German producer prices fell 2.4 per cent in January from a year earlier, more than the 2 per cent drop economists forecast in a Reuters poll. Other data showed Finnish consumer prices were flat in January from a year ago .
The reports come a day after minutes from the European Central Bank’s January meeting showed concern that low inflation could become embedded, with some policymakers advocating pre-emptive action in the face of new threats.
Euro zone money markets fully price in a 10-basis-point cut in the ECB’s deposit rate to minus 0.40 per cent at the ECB’s March 10 meeting. Another cut of 10 basis points is priced in for later in the year.
"The economic data we've been seeing and the minutes suggest the ECB will deliver in March," said Patrick Jacq, Europe rate strategist at BNP Paribas. "Markets fully price in a 10-basis- point cut and are also starting to price in the chance of a 20- basis-point cut."
While long-term inflation expectations in the euro zone have pulled back from record lows reached last week, they remain low.
The most widely followed measure of the market’s long-term inflation expectations for the euro zone - the five-year, five-year, breakeven forward - is at 1.45 per cent and below the ECB’s inflation target of close to 2 per cent.
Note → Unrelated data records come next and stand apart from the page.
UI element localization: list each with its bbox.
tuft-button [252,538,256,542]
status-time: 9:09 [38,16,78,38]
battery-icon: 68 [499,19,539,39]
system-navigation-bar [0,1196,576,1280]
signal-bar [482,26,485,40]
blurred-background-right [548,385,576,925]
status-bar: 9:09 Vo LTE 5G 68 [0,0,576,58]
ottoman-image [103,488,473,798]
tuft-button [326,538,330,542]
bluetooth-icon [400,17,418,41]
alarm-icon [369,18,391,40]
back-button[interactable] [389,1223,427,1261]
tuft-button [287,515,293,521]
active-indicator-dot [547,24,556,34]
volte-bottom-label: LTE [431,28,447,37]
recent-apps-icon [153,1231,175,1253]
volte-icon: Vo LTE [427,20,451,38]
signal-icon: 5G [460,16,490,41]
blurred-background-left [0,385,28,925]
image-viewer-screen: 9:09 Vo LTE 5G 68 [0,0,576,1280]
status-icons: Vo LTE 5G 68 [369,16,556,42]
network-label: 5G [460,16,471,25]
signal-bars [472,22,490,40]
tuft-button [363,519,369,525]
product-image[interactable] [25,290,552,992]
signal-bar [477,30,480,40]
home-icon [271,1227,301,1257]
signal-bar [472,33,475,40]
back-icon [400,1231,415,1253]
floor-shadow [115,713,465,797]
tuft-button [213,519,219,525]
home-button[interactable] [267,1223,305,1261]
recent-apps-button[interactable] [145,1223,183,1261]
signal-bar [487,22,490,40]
Germany’s 10-year Bund yield fell 3 basis points to 0.18 per cent, heading back towards last week’s 9-month low of 0.13 per cent. Most euro zone equivalents fell by 1 to 3 bps. Two-year yields were about 2 basis point lower at minus 0.52 per cent and within sight of record lows set last week .
BREXIT RISKS
Analysts said safe-haven German bonds also drew support as a two-day summit between Britain and the European Union dragged on, with EU partners determined to limit concessions to help keep Britain in the bloc. An agreement that would allow British prime minister David Cameron to campaign in favour of staying in the EU at a June referendum still seemed feasible.
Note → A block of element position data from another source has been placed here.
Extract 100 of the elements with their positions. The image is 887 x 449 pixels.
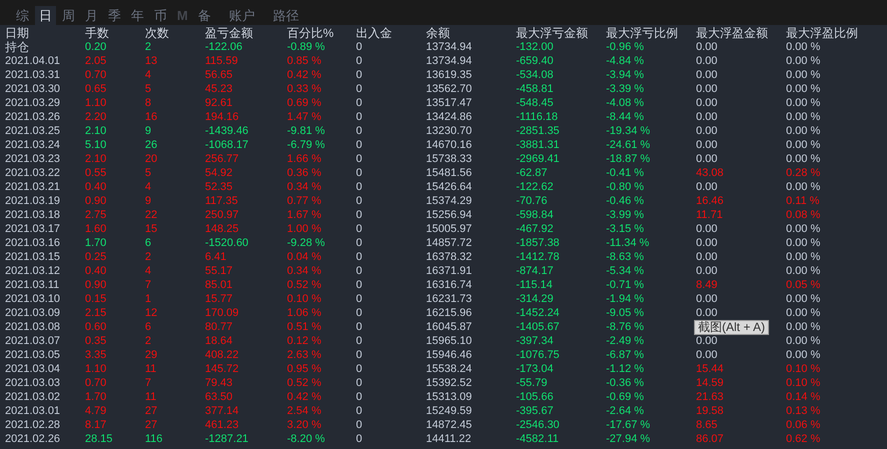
- table-cell-text: -4582.11: [516, 432, 560, 446]
- table-cell-text: 16: [145, 110, 158, 124]
- table-cell-text: 2021.03.30: [5, 82, 62, 96]
- tab[interactable]: 路径: [268, 6, 303, 25]
- table-cell-text: 0.11 %: [786, 194, 820, 208]
- table-cell-text: 0.05 %: [786, 278, 822, 292]
- table-cell-text: 45.23: [205, 82, 234, 96]
- table-cell-text: 2021.03.11: [5, 278, 60, 292]
- table-cell-text: 2021.03.29: [5, 96, 62, 110]
- table-cell-text: -534.08: [516, 68, 554, 82]
- table-cell-text: 0: [356, 68, 364, 82]
- table-cell-text: -397.34: [516, 334, 554, 348]
- table-cell-text: -2851.35: [516, 124, 560, 138]
- table-cell-text: 15374.29: [426, 194, 473, 208]
- column-header: 最大浮亏金额: [516, 26, 589, 40]
- table-cell-text: 16231.73: [426, 292, 473, 306]
- table-cell-text: 0: [356, 82, 364, 96]
- table-cell-text: -0.36 %: [606, 376, 645, 390]
- table-cell-text: 2021.03.15: [5, 250, 62, 264]
- column-header: 日期: [5, 26, 30, 40]
- table-cell-text: 0.00 %: [786, 110, 822, 124]
- table-cell-text: -2.64 %: [606, 404, 645, 418]
- table-cell-text: 0.00: [696, 334, 718, 348]
- table-cell-text: 2.15: [85, 306, 108, 320]
- tab[interactable]: 月: [81, 6, 102, 25]
- table-cell-text: 1.67 %: [287, 208, 322, 222]
- table-cell-text: 6: [145, 320, 152, 334]
- table-cell-text: 0.34 %: [287, 264, 322, 278]
- table-cell-text: 1.00 %: [287, 222, 322, 236]
- table-cell-text: 26: [145, 138, 158, 152]
- table-cell-text: 2021.03.12: [5, 264, 62, 278]
- table-cell-text: 0: [356, 54, 364, 68]
- table-cell-text: 0.52 %: [287, 278, 322, 292]
- table-cell-text: -18.87 %: [606, 152, 652, 166]
- table-cell-text: 2021.03.21: [5, 180, 62, 194]
- table-cell-text: 0.20: [85, 40, 108, 54]
- table-cell-text: 13: [145, 54, 158, 68]
- tab[interactable]: 币: [150, 6, 171, 25]
- table-cell-text: 16378.32: [426, 250, 473, 264]
- table-cell-text: 3.35: [85, 348, 108, 362]
- table-cell-text: 0.00: [696, 250, 718, 264]
- table-cell-text: 19.58: [696, 404, 725, 418]
- table-cell-text: 2021.03.18: [5, 208, 62, 222]
- table-cell-text: 14670.16: [426, 138, 473, 152]
- table-cell-text: 2: [145, 334, 152, 348]
- table-cell-text: -1520.60: [205, 236, 250, 250]
- tab[interactable]: 季: [104, 6, 125, 25]
- table-cell-text: 11: [145, 362, 158, 376]
- table-cell-text: 0.70: [85, 68, 108, 82]
- table-cell-text: -1412.78: [516, 250, 560, 264]
- table-cell-text: 148.25: [205, 222, 240, 236]
- tab[interactable]: 账户: [224, 6, 259, 25]
- table-cell-text: 54.92: [205, 166, 234, 180]
- table-cell-text: 0: [356, 180, 364, 194]
- table-cell-text: 13517.47: [426, 96, 473, 110]
- table-cell-text: 0: [356, 390, 364, 404]
- table-cell-text: 1.10: [85, 96, 108, 110]
- table-cell-text: 14411.22: [426, 432, 472, 446]
- table-cell-text: 27: [145, 404, 158, 418]
- table-cell-text: 8.49: [696, 278, 718, 292]
- table-cell-text: 2.63 %: [287, 348, 322, 362]
- tab[interactable]: 综: [12, 6, 33, 25]
- table-cell-text: 0: [356, 348, 364, 362]
- table-cell-text: 15538.24: [426, 362, 473, 376]
- column-header: 余额: [426, 26, 451, 40]
- tab[interactable]: 日: [35, 6, 56, 25]
- table-cell-text: 0.00: [696, 152, 718, 166]
- table-cell-text: 52.35: [205, 180, 234, 194]
- table-cell-text: 0.00: [696, 124, 718, 138]
- table-cell-text: -6.79 %: [287, 138, 326, 152]
- table-cell-text: 2.10: [85, 152, 108, 166]
- tab[interactable]: 备: [194, 6, 215, 25]
- table-cell-text: 2021.03.17: [5, 222, 62, 236]
- table-cell-text: 2.10: [85, 124, 108, 138]
- table-cell-text: 5: [145, 166, 152, 180]
- table-cell-text: 13734.94: [426, 54, 473, 68]
- table-cell-text: 持仓: [5, 40, 30, 54]
- table-cell-text: 0: [356, 320, 364, 334]
- tab[interactable]: 年: [127, 6, 148, 25]
- table-cell-text: 15481.56: [426, 166, 473, 180]
- table-cell-text: 16371.91: [426, 264, 473, 278]
- table-cell-text: 0.00 %: [786, 82, 822, 96]
- table-cell-text: 0.13 %: [786, 404, 822, 418]
- table-cell-text: 0.62 %: [786, 432, 822, 446]
- table-cell-text: 2021.03.07: [5, 334, 62, 348]
- column-header: 最大浮盈金额: [696, 26, 769, 40]
- table-cell-text: -3.15 %: [606, 222, 645, 236]
- table-cell-text: -173.04: [516, 362, 554, 376]
- table-cell-text: 0: [356, 376, 364, 390]
- table-cell-text: 461.23: [205, 418, 240, 432]
- tab[interactable]: 周: [58, 6, 79, 25]
- table-cell-text: 0.34 %: [287, 180, 322, 194]
- table-cell-text: 0.00: [696, 40, 718, 54]
- table-cell-text: 13424.86: [426, 110, 473, 124]
- table-cell-text: 0: [356, 236, 364, 250]
- table-cell-text: 0.60: [85, 320, 108, 334]
- table-cell-text: 8: [145, 96, 152, 110]
- table-cell-text: -1287.21: [205, 432, 250, 446]
- table-cell-text: 0: [356, 306, 364, 320]
- table-cell-text: -17.67 %: [606, 418, 652, 432]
But with no deal reached on Friday morning after all-night talks, some leaders and diplomats said the outstanding issues were proving tough to crack.. No country has ever voted to leave the Union.
Britain is the EU’s second-largest economy and one of its two permanent members on the UN Security Council. Its exit would end the vision of the EU as the natural home for European democracies and reverse the continent’s post-World War Two march toward “ever closer union”.
The yield gap between 10-year British government bonds and their German peers was about 120 basis points, close to its widest level in two weeks. "Now that we're really into the EU summit discussions, it's(Brexit risk) becoming a bit more real, and that could be adding to people wanting to stay on the safe side and buy Bunds," said DZ Bank strategist Christian Lenk.